Background Information

Campylobacter jejuni is the causative agent of campylobacteriosis, a self-limiting gastroenteritis. Humans primarily acquire campylobacteriosis through ingestion from contaminated environmental sources such as water, unpasteurized milk, or contaminated chicken products. C. jejuni commonly colonizes the chick gastrointestinal tract, with the cecum being the major organ for colonization.

Critical Parameters and Troubleshooting

Temperature and humidity are critical for chick development. If underdeveloped chicks hatch (as signified by chicks that have trouble exiting the shell, that have trouble standing hours after hatching, or that are small in size), ensure that the temperature is 100°F (37.8°C) or raise the temperature and humidity slightly. If zero chicks hatch after 22 days, examine an embryo to assess a possible cause. High temperatures will kill the embryo, and repositioning of the egg after day 14 of incubation will cause the chick to be out of position for hatching.
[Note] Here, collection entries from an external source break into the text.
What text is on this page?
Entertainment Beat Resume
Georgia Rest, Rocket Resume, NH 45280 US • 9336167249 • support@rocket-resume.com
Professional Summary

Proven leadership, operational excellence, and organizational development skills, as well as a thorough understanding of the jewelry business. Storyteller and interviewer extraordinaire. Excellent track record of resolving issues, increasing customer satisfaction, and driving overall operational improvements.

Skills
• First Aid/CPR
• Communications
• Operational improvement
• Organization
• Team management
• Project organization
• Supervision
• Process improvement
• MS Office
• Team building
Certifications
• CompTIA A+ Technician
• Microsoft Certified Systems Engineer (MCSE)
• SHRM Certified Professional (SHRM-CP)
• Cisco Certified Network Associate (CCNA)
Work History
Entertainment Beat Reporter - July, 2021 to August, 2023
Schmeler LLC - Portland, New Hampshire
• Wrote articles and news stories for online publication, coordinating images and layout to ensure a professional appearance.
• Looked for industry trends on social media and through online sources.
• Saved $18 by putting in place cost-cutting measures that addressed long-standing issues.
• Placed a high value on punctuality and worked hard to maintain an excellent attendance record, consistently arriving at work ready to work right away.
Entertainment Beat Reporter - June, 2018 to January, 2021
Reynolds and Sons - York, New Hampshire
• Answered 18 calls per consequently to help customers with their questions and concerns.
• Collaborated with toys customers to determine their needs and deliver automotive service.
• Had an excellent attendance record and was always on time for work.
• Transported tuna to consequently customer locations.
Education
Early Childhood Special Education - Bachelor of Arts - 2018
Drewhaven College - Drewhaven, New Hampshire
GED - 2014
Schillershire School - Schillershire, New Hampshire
Control inoculations should always be performed to ensure proper inoculation techniques. C. jejuni 81–176 should be used a positive control, with colonization of 10⁹ cfu/ml being observed 1 to 2 days after inoculation. PBS infection only should result in zero C. jejuni recovery. This control is vital to ensure that cross-contamination between the groups of chicks did not occur. If proper handling and sterile techniques are used, PBS infected chicks can be C. jejuni–free throughout the experiment.

Anticipated Results

The hatch rate of white leghorn eggs is between 60% and 80% depending on age of the parenting flock, and incubator specificities. The standard colonization of wild-type C. jejuni 81–176 is 10⁴ cfu/ml. Nearly 100% of inoculated animals at this dose become colonized after 7 days.

Time Considerations

Time considerations for this protocol may vary, depending on variations in the experimental procedure. From start to finish, the outlined chick colonization is completed in 32 days. Chicks hatch within 21 days of fertilization. Oral inoculation occurs at 1 day post hatch with a standard incubation of 1 week. Colonies will appear, if incubated in a tri-gas incubator with selective medium, within 3 to 4 days.